Tokyo International Conference on African Development.
La TICAD s'est réunie fin mai à Yokohama (Japon) comme annoncé dans un billet antérieur. Le plan d'action arrêté vendredi dernier est accessible en ligne (la version française sous .pdf).
Ils veulent mettre le paquet sur les infrastructures régionales de transport (routes et ports), sur les grilles de distribution stable de l'énergie électrique, sur l'irrigation. Le paquet est adossé à des banques régionales renforcées, ce qui est relativement facile pour le Japon qui avancera 4 milliards de dollars.
On note aussi une accentuation de la coopération Sud-Sud entre l'Afrique et l'Asie, déchargeant la vieille Europe.
En position 2, les actions de réhabilitation et promotion de l'agriculture n'attaquent pas la concurrence déloyale du programme alimentaire mondial au moment où tous luttent contre la pénurie de grains, mais l'on sait que celui-ci est maintenant sous surveillance, car c'est un destructeur d'avenir.
Un plan pour doubler la production de riz à vingt ans est lancé. Dans ce domaine aussi, le Japon sait faire.
Tout le reste, santé, gouvernance, éducation, participe du programme onusien Millenium (Millenium Development Goals) qui échoit en 2015 et dont l'avancement est mesuré avec précision.
Apparemment les débats étaient de bon niveau.
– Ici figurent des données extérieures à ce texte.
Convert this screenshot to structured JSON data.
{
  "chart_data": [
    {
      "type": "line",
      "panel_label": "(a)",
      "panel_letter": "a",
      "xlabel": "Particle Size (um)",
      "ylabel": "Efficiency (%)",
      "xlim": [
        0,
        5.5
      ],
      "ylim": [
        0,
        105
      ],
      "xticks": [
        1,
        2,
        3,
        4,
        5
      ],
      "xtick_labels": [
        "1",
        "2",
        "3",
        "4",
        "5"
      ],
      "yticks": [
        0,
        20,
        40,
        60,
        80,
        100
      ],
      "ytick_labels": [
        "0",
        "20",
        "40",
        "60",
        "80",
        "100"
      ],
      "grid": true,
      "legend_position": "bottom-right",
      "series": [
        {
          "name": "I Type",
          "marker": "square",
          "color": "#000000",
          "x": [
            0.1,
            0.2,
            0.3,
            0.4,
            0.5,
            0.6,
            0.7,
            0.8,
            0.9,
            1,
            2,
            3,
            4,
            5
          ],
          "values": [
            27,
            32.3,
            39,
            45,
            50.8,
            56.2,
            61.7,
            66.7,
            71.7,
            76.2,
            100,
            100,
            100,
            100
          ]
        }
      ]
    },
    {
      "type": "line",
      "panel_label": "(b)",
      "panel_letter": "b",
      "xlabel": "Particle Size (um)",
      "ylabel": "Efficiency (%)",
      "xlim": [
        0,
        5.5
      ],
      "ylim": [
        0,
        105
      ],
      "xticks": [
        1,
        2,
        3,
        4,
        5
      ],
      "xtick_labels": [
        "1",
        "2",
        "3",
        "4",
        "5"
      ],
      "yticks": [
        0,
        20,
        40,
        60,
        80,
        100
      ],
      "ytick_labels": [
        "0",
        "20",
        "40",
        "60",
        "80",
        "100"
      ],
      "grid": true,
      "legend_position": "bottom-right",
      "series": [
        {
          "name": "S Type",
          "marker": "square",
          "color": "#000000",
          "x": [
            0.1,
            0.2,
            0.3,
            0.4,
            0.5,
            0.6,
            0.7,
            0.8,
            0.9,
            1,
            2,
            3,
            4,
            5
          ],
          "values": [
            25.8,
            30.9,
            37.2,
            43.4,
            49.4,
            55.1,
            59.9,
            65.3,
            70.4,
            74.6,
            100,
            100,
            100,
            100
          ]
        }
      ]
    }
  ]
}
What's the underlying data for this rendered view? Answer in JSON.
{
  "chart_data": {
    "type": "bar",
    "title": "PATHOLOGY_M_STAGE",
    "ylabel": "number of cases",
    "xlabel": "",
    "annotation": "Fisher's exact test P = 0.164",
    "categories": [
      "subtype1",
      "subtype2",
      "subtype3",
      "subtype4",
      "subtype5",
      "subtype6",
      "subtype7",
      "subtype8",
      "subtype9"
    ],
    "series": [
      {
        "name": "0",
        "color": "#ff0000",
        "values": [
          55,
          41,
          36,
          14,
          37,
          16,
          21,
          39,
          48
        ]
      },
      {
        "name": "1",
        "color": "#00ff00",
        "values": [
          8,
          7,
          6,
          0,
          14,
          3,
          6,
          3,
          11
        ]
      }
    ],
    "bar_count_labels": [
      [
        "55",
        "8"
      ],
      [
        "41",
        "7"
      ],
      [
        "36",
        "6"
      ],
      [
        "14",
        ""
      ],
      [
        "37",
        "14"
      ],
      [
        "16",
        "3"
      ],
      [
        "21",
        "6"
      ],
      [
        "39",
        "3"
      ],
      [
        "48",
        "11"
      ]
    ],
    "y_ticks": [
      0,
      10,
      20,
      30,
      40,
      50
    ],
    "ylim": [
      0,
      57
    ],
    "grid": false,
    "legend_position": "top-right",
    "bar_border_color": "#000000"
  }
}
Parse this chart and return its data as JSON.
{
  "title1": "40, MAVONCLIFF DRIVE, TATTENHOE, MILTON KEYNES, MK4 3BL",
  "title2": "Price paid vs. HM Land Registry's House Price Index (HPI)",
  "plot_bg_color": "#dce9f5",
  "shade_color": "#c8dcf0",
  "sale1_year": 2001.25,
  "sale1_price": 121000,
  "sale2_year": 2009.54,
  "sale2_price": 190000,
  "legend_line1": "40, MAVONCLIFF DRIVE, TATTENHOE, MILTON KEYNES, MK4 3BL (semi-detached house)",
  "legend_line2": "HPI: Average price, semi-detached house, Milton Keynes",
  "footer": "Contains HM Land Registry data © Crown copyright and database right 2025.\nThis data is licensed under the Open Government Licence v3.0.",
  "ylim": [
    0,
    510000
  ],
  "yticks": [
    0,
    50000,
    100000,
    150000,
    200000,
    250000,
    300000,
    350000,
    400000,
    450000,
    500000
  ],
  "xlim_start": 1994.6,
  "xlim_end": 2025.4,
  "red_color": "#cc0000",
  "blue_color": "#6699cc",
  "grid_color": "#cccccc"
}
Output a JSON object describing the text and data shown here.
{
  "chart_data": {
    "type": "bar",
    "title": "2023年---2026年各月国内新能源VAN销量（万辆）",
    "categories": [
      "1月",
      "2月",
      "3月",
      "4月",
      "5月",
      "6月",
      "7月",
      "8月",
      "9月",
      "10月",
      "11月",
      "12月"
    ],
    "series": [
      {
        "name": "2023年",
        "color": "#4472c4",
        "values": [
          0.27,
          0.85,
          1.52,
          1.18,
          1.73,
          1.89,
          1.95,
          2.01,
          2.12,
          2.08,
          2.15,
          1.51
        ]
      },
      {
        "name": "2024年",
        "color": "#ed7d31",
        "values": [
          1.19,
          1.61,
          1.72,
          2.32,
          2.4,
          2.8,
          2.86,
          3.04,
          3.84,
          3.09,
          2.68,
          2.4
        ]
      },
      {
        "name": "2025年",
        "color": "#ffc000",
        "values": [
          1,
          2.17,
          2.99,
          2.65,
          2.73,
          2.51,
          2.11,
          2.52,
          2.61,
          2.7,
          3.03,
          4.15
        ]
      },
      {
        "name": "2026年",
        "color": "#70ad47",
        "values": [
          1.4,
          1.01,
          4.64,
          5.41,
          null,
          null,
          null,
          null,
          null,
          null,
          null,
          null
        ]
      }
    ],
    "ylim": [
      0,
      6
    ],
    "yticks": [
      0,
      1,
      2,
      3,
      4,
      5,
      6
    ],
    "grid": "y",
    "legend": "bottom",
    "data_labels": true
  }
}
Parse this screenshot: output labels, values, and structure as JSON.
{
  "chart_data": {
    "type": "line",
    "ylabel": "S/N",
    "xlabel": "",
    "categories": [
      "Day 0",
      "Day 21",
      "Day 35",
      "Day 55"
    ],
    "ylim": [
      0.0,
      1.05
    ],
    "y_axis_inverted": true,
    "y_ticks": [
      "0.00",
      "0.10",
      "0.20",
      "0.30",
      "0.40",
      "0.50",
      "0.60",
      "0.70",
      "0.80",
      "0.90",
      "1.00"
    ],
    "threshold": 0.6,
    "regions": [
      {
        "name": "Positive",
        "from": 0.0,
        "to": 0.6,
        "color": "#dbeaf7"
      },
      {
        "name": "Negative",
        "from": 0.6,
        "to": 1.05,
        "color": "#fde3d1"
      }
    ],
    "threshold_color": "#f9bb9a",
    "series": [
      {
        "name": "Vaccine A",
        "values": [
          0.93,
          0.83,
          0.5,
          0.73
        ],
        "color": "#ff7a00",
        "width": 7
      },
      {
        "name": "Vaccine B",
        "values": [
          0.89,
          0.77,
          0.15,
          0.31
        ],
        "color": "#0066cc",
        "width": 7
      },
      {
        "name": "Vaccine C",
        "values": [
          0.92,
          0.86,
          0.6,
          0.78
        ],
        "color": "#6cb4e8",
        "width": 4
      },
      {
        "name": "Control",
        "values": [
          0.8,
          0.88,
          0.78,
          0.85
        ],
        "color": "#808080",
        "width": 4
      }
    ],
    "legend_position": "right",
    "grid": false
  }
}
La requête globale est strictement capitalistique, les chefs d'états africains demandant au Japon de rebasculer une petite partie de ses investissements asiatiques sur l'Afrique noire. Pour le moment ils sont canalisés sur l'Egypte et l'Afrique du Sud, dit en passant, deux pays sans pétrole abondant.
Fini les incantations tiers-mondistes et les vibrations marxisantes, le pilote est un pays de pisse-froid sans idéologie qui compte ses sous et n'a plus rien à apprendre de personne. Un sacré chemin a été fait depuis le temps des icônes de la libération africaine, Lumumba, Nkrumah, Mengistu, Touré, Kabila, et … jusqu'à Mugabe, qui ont coulé le continent de manière grandiose.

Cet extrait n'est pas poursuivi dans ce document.